CFamily Analysis Cache Questions

Hi there,

I have a few questions that I was hoping you could clarify around how the CFamily analysis cache works in certain scenarios. These are largely driven by a desire to understand the specifics of why we do not get cache hits all the time.

For reference we are running SonarQube 9.6 Enterprise edition.

Consider the scenario where we have a C++ project that is currently analysed in SonarQube. If I create a new branch and modify a header file, upon raising a (GitHub) PR the analysis of that project receives no cache hits:

14:13:48   14:13:48.514 INFO: Loading cache from: server
...
14:13:49   14:13:49.193 DEBUG: Cache miss for Z:\buildAgent\work\50d8454fc8ee3b4\base\src\stdafx.cpp: dependencies changed; the first detected difference is file hash change: Z:\buildAgent\work\50d8454fc8ee3b4\base\src\Main\ORHAddress.h
14:13:49   14:13:49.193 DEBUG: Cache miss for Z:\buildAgent\work\50d8454fc8ee3b4\base\src\stdafx.cpp: dependencies changed; the first detected difference is file hash change: Z:\buildAgent\work\50d8454fc8ee3b4\base\src\Main\ORHAddress.h
14:13:49   14:13:49.196 INFO: [pool-3-thread-1] Z:/buildAgent/work/50d8454fc8ee3b4/base/src/stdafx.cpp
14:13:49   14:13:49.225 DEBUG: Cache miss for Z:\buildAgent\work\50d8454fc8ee3b4\base\src\IOSPlusBase.cpp: dependencies changed; the first detected difference is file hash change: Z:\buildAgent\work\50d8454fc8ee3b4\base\src\Main\ORHAddress.h
14:13:49   14:13:49.225 INFO: [pool-3-thread-2] Z:/buildAgent/work/50d8454fc8ee3b4/base/src/IOSPlusBase.cpp
14:13:49   14:13:49.247 DEBUG: Cache miss for Z:\buildAgent\work\50d8454fc8ee3b4\base\src\Main\AssertReport.cpp: dependencies changed; the first detected difference is file hash change: Z:\buildAgent\work\50d8454fc8ee3b4\base\src\Main\ORHAddress.h
14:13:49   14:13:49.247 INFO: [pool-3-thread-3] Z:/buildAgent/work/50d8454fc8ee3b4/base/src/Main/AssertReport.cpp
14:13:49   14:13:49.278 DEBUG: Cache miss for Z:\buildAgent\work\50d8454fc8ee3b4\base\src\Main\CpuUtil.cpp: dependencies changed; the first detected difference is file hash change: Z:\buildAgent\work\50d8454fc8ee3b4\base\src\Main\ORHAddress.h
14:13:49   14:13:49.278 INFO: [pool-3-thread-4] Z:/buildAgent/work/50d8454fc8ee3b4/base/src/Main/CpuUtil.cpp
14:13:49   14:13:49.307 DEBUG: Cache miss for Z:\buildAgent\work\50d8454fc8ee3b4\base\src\Main\Localisation.cpp: dependencies changed; the first detected difference is file hash change: Z:\buildAgent\work\50d8454fc8ee3b4\base\src\Main\ORHAddress.h
14:13:49   14:13:49.307 INFO: [pool-3-thread-5] Z:/buildAgent/work/50d8454fc8ee3b4/base/src/Main/Localisation.cpp
...
14:17:47   14:17:47.612 INFO: Cache: 0/63 hits, 1318068 bytes
...

In this scenario we can see it’s because the dependencies i.e. header have changed.
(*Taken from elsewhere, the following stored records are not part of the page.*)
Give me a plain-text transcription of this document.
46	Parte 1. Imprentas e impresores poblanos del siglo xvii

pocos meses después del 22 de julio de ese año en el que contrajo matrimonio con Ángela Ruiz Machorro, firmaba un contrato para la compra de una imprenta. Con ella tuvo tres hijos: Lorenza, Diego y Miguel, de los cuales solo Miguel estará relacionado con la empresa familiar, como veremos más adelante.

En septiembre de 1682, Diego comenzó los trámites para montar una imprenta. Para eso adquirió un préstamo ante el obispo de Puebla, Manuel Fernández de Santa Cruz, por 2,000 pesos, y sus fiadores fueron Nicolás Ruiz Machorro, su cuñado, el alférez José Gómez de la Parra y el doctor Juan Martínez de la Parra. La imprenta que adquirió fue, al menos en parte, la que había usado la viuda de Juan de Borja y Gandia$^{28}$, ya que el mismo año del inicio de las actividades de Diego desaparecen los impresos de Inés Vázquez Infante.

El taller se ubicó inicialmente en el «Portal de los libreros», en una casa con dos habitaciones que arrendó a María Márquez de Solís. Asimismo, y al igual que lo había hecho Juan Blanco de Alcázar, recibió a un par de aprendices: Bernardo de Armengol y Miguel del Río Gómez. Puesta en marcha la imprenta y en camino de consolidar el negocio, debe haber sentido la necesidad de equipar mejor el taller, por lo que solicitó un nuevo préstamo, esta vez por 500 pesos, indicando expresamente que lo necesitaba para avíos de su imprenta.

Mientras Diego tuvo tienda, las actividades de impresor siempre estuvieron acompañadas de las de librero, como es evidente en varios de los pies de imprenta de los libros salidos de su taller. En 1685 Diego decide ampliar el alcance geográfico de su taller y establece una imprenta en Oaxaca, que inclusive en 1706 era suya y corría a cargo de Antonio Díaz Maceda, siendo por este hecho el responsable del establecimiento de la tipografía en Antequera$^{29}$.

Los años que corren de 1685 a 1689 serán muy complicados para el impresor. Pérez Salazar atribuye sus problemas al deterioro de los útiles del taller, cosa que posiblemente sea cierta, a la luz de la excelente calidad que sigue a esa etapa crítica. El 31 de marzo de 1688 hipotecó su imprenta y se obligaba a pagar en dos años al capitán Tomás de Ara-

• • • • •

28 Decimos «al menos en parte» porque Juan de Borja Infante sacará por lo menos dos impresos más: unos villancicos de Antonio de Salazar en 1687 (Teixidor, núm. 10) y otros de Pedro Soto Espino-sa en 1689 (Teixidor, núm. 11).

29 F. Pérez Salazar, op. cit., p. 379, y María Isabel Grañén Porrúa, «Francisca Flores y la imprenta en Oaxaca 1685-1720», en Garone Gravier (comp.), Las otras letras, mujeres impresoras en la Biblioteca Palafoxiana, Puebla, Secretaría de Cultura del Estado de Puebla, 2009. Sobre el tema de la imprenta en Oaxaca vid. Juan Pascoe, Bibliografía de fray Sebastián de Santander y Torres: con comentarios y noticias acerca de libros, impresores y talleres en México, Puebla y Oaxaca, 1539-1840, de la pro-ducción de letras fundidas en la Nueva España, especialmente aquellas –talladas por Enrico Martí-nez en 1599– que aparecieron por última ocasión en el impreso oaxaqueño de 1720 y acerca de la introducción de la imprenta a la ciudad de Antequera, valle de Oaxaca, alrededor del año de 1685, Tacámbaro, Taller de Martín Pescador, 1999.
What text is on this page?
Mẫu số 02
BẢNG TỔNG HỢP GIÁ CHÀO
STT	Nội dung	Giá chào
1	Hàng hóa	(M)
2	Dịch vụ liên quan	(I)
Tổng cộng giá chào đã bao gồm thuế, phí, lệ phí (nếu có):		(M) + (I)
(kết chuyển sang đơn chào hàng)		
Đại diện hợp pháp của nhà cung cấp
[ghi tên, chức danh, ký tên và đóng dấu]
Can I confirm if the cache miss for an individual file applies based on the header being a dependency in the AST e.g. it’s included either directly or via another header (possibly a PCH), or does the fact that one file has changed invalidate the entire cache i.e. for all files?

Also, we can see the analysis has loaded the cache from the server; however what logic is used to determine what cache this is e.g. it is the cache of the last analysis of the PR’s base branch e.g. main|develop etc. If so is it always the latest or does it relate to a specific git commit i.e. the one the head branch of the PR was branched from?

Finally, in what scenarios does a new analysis cache get uploaded to the server? For example if we re-run the above PR analysis it continues to get 0 cache hits, implying that, for PRs at least, the analysis cache is not uploaded to the server? If so, would that seem like a logical optimisation as it is quite common for a PR to have additional commits required as a result of reviews etc. and that in turn will trigger another analysis which could benefit from the cache of the prior analysis?

Thanks is advance!

Sam

Hello @Sam_Anthonisz,

You are right. This is one reason for cache entry invalidation. Another reason is change in the compilation command. You can think of it this way: if the compiler thinks that a source file should be recompiled then it is a cache miss.

The main branch updates the cache and it is the one that is used. PR doesn’t update the cache. there is one entry per source file and it comes from the latest analysis of the main branch.

No, because the cache isn’t updated from PR.

This doesn’t take care of the case where multiple PR are running in parallel. Currently, the default cache is simple and covers simple cases (easy win).

For more complicated cases, you can control CFamily cache by using explicitly the filesystem cache.
This way you can decide when to update the cache in a way that is tailored to your workflow. Also, You can have multiple filesystem caches (a cache per PR).

I hope it is clearer now!

Thanks,

Hi @Abbas_Sabra,

Thanks for the prompt reply!

Yes that does clear things up a bit and explains the results we are seeing in terms of cache hits.

For your reference we actually used to manage the cache on the filesystem ourselves prior to upgrading to 9.6; given your feedback I expect we’ll revert to our original setup and it seems to better match our workflows.

Can I suggest that you maybe look at updating the documentation for the analysis cache usage to be a bit more detailed in respect to why people may want to use the filesystem cache. Currently it is quite brief and implies there’s only a single reason for its usage:

You should consider changing the cache storage to the filesystem only when the cache size becomes a concern and you prefer to optimize its storage location.

Thanks again,

Sam

1 Like

This topic was automatically closed 7 days after the last reply. New replies are no longer allowed.

Hi @Sam_Anthonisz,

Thanks for the valuable feedback, We will improve the documentation.

Thanks,